Working on this project for the past four weeks has been especially gratifying because Arshiya, my partner, and I were able to, after a range of modifications to our plan, produce an all-encompassing analysis of a lot of the techniques taught and the concepts discussed in the class. The inception of our idea came as Arshiya and I had a telepathic epiphany looking at the sentiment analysis plots in class and taking notice of the consistent structure of the episodes. We knew that, for the most part, Rooftop Rhythms was not rigidly structured and so our “aha!” moment was realizing that Dorian might have been bringing structure to the show.
Because we wanted to analyze Dorian and his speech patterns, none of the techniques we delved into in depth were fitting for our purposes. So, thanks to Professor David’s guidance, we turned to Rolling Stylometry as our principal technique for our analysis and planned on incorporating sentiment analysis, our idea’s chief inspiration. However, Professor David turned our attention to something we have recklessly forgotten: Dorian is not only an MC, but also a poet. Not only that, but he also courteously distributed his coloring poetry book to our class. So we decided to extract text from scanned images of his book and then using OCR, putting together a beautiful mixture of raw material to work with.
At this point, we have become very invested in Dorian’s speech that it felt fitting to just primarily focus on the stylistic elements of his conversationalist and poetic voice rather than enlarge the analysis to address the structure of the episodes. Because the process of preparing the data for rolling stylometry involved active listening and reading to separate Dorian speech from the rest of the transcriptions, we engaged a lot with different forms of reading: distant, close, and speed. This way, we not only reflected on how far we have come in the course, but also witnessed course concepts synergistically interacting in real time.

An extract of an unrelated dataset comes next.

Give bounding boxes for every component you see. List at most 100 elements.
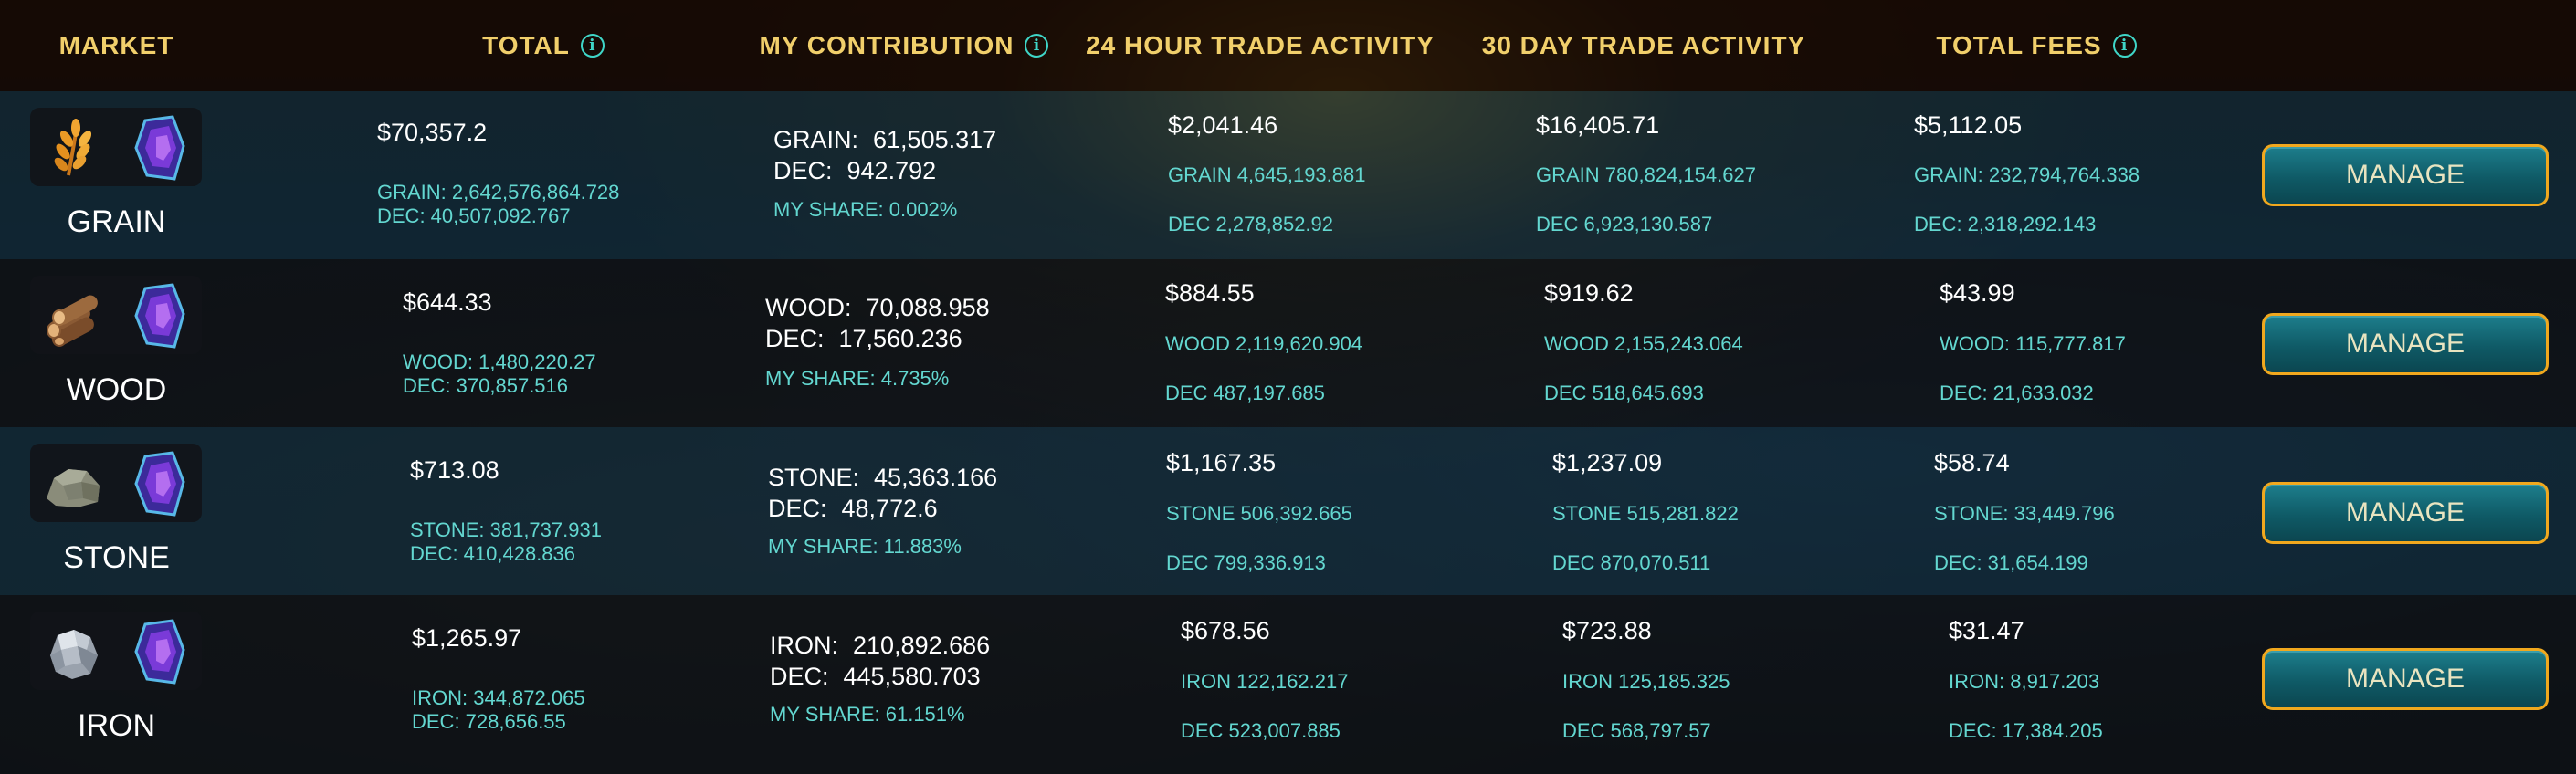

In the analysis process, I was mainly working with the rolling stylometry packages, while Arshiya worked with OCR and performed distant reading using AntConc. One of the most difficult challenges I faced was to get the model to work; we had initially wanted to work with two methods from the package: .classify() and .delta(), but only the former worked. Another challenge was corpus creation. Because we had to be meticulous about when Dorian was speaking to insert the milestone tag into the text, we spent an aggregate 4-6 hours listening to/reading the transcription, which was very cumbersome. Not to mention the added difficulty of working with the rawness of both the audio and the OCR transcriptions.

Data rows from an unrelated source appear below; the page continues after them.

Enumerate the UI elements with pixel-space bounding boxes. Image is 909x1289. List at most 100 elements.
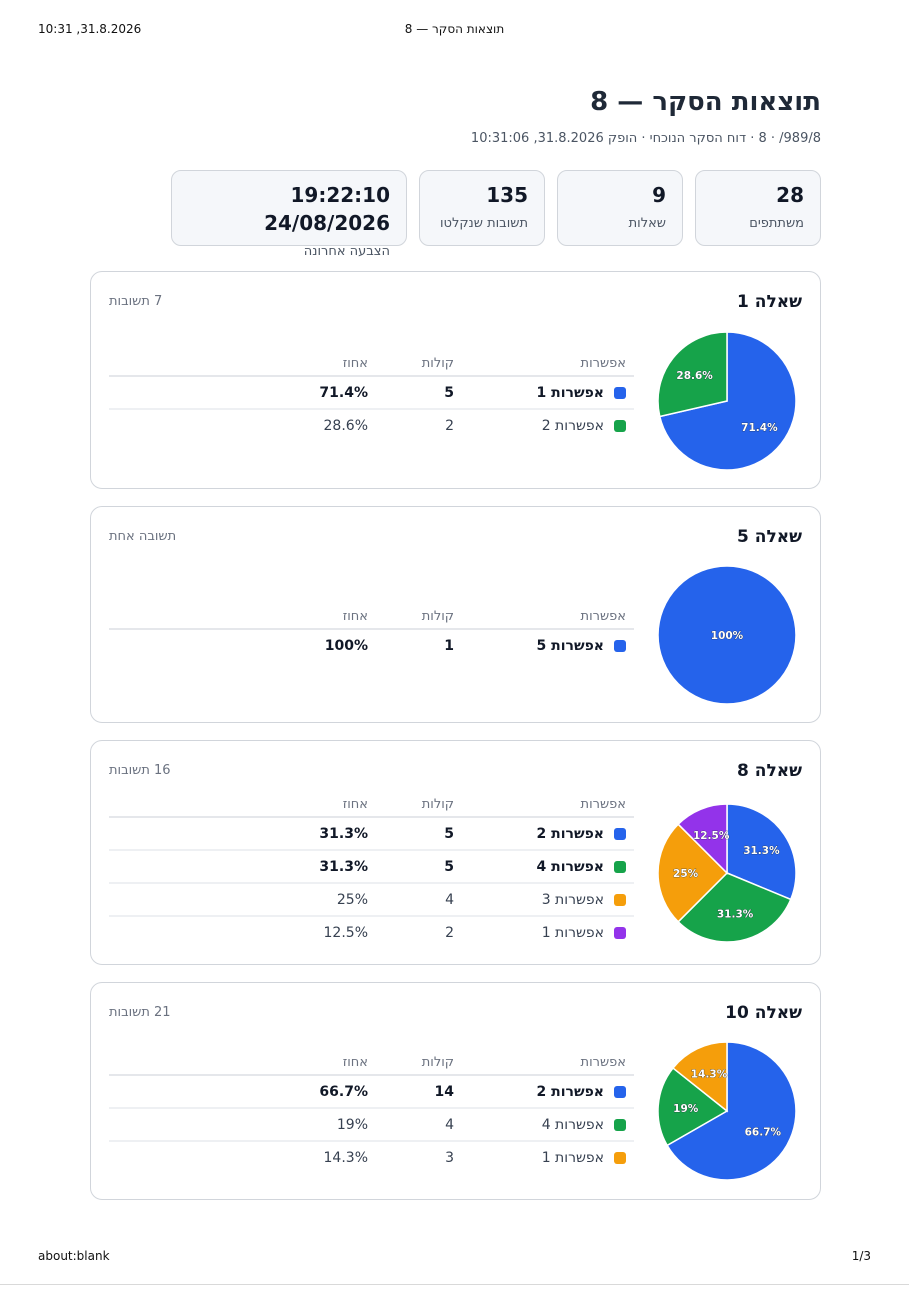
percent-cell: 12.5%: [323, 925, 368, 941]
pie-slice-label: 100%: [711, 630, 744, 642]
pie-slice-label: 25%: [673, 868, 699, 880]
color-swatch: [614, 1152, 626, 1164]
option-label: אפשרות 3: [541, 891, 604, 908]
color-swatch: [614, 386, 626, 399]
response-count: תשובה אחת: [109, 529, 177, 544]
percent-cell: 25%: [109, 883, 368, 917]
color-swatch: [614, 827, 626, 840]
stats-row: 28 משתתפים 9 שאלות 135 תשובות שנקלטו 19:…: [90, 170, 821, 259]
pie-chart: 100%: [656, 564, 798, 706]
table-row: אפשרות 4 5 31.3%: [109, 850, 634, 884]
pie-chart: 31.3% 31.3% 25% 12.5%: [656, 802, 798, 944]
column-header-votes: קולות: [368, 793, 454, 818]
stat-value: 135: [486, 183, 528, 207]
print-footer: about:blank 1/3: [38, 1249, 871, 1265]
votes-cell: 1: [444, 638, 454, 654]
pie-slice: [657, 565, 797, 705]
pie-slice: [657, 331, 728, 418]
pie-slice-label: 19%: [673, 1103, 699, 1115]
stat-label: שאלות: [628, 216, 666, 231]
option-cell: אפשרות 1: [454, 1141, 634, 1174]
color-swatch: [614, 640, 626, 652]
color-swatch: [614, 860, 626, 873]
stat-label: תשובות שנקלטו: [439, 216, 528, 231]
pie-slice: [677, 872, 792, 943]
option-label: אפשרות 1: [541, 1150, 604, 1166]
pie-slice: [671, 1041, 728, 1113]
option-cell: אפשרות 5: [454, 629, 634, 662]
percent-cell: 66.7%: [109, 1075, 368, 1109]
column-header-percent: אחוז: [109, 605, 368, 630]
table-row: אפשרות 3 4 25%: [109, 883, 634, 917]
pie-slice: [726, 803, 797, 901]
print-title: תוצאות הסקר — 8: [404, 22, 505, 36]
option-cell: אפשרות 1: [454, 376, 634, 410]
pie-slice-label: 31.3%: [743, 845, 780, 857]
response-count: 21 תשובות: [109, 1005, 171, 1020]
option-cell: אפשרות 2: [454, 409, 634, 442]
column-header-votes: קולות: [368, 605, 454, 630]
column-header-votes: קולות: [368, 352, 454, 377]
option-cell: אפשרות 3: [454, 883, 634, 917]
column-header-option: אפשרות: [454, 352, 634, 377]
option-label: אפשרות 1: [541, 925, 604, 941]
stat-answers: 135 תשובות שנקלטו: [419, 170, 545, 246]
option-cell: אפשרות 2: [454, 1075, 634, 1109]
print-header: 10:31 ,31.8.2026 תוצאות הסקר — 8: [38, 22, 871, 38]
votes-cell: 5: [368, 817, 454, 851]
option-cell: אפשרות 4: [454, 850, 634, 884]
pie-slice-label: 28.6%: [676, 370, 713, 382]
question-card: שאלה 5 תשובה אחת 100% אפשרות קולות אחוז אפשרות…: [90, 506, 821, 723]
table-row: אפשרות 1 5 71.4%: [109, 376, 634, 410]
percent-cell: 71.4%: [109, 376, 368, 410]
table-header-row: אפשרות קולות אחוז: [109, 352, 634, 377]
stat-questions: 9 שאלות: [557, 170, 683, 246]
votes-cell: 4: [368, 883, 454, 917]
option-label: אפשרות 2: [541, 418, 604, 434]
print-page-number: 1/3: [851, 1249, 871, 1263]
table-row: אפשרות 2 5 31.3%: [109, 817, 634, 851]
percent-cell: 28.6%: [323, 418, 368, 434]
votes-cell: 5: [368, 376, 454, 410]
question-header: שאלה 5 תשובה אחת: [109, 525, 802, 549]
pie-slice: [666, 1041, 797, 1181]
votes-cell: 2: [445, 925, 454, 941]
table-header-row: אפשרות קולות אחוז: [109, 793, 634, 818]
stat-last-vote: 19:22:10 24/08/2026 הצבעה אחרונה: [171, 170, 407, 259]
stat-value: 19:22:10 24/08/2026: [264, 183, 390, 235]
question-card: שאלה 8 16 תשובות 31.3% 31.3% 25% 12.5% אפשרות ק…: [90, 740, 821, 965]
table-header-row: אפשרות קולות אחוז: [109, 605, 634, 630]
question-card: שאלה 10 21 תשובות 66.7% 19% 14.3% אפשרות קולות…: [90, 982, 821, 1200]
option-label: אפשרות 5: [536, 638, 604, 654]
pie-chart: 66.7% 19% 14.3%: [656, 1040, 798, 1182]
response-count: 16 תשובות: [109, 763, 171, 778]
pie-slice-label: 14.3%: [691, 1069, 728, 1081]
pie-slice: [677, 803, 728, 875]
votes-cell: 4: [368, 1108, 454, 1142]
table-row: אפשרות 2 2 28.6%: [109, 409, 634, 442]
pie-svg: 66.7% 19% 14.3%: [657, 1041, 797, 1181]
column-header-option: אפשרות: [454, 793, 634, 818]
percent-cell: 19%: [109, 1108, 368, 1142]
option-label: אפשרות 4: [536, 858, 604, 875]
question-title: שאלה 10: [725, 1003, 802, 1023]
table-row: אפשרות 5 1 100%: [109, 629, 634, 662]
page-title: תוצאות הסקר — 8: [590, 87, 821, 117]
report-page: תוצאות הסקר — 8 989/8/ · 8 · דוח הסקר הנ…: [90, 80, 821, 1217]
results-table: אפשרות קולות אחוז אפשרות 2 5 31.3% אפשרות 4 5 31…: [109, 793, 634, 949]
option-label: אפשרות 4: [541, 1116, 604, 1133]
option-cell: אפשרות 2: [454, 817, 634, 851]
pie-slice-label: 12.5%: [693, 830, 730, 842]
pie-slice: [658, 331, 797, 471]
color-swatch: [614, 1118, 626, 1131]
color-swatch: [614, 420, 626, 432]
question-title: שאלה 5: [737, 527, 802, 547]
column-header-percent: אחוז: [109, 793, 368, 818]
pie-chart: 71.4% 28.6%: [656, 330, 798, 472]
option-label: אפשרות 1: [536, 384, 604, 401]
results-table: אפשרות קולות אחוז אפשרות 5 1 100%: [109, 605, 634, 662]
stat-participants: 28 משתתפים: [695, 170, 821, 246]
results-table: אפשרות קולות אחוז אפשרות 1 5 71.4% אפשרות 2 2 28…: [109, 352, 634, 442]
question-header: שאלה 8 16 תשובות: [109, 759, 802, 783]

One of the highlights of this process for me personally was presenting our findings to Dorian – after all, our project was the only specifically investigating him. His elaborate feedback and his suggestions for possible practical applications, as well as his thought-provoking questions, showed us how much he personally cared about, not only our project, but all the other projects in the class. Interacting with him personalized the project for me and from that class on, Arshiya and I had double the motivation to produce an expansive cumulative project from which Dorian could potentially gain insight and use practically. Another highlight was seeing how much can one learn from project based learning – we had essentially integrated a technique that was not fully covered in class time and managed to make it our primary method of analysis!
All in all, the process was involved and fulfilling, providing an invigorating conclusion to a semester of attempting to truly understand what it means to read like a computer.
Ready for grading!
Date: 16th December 2021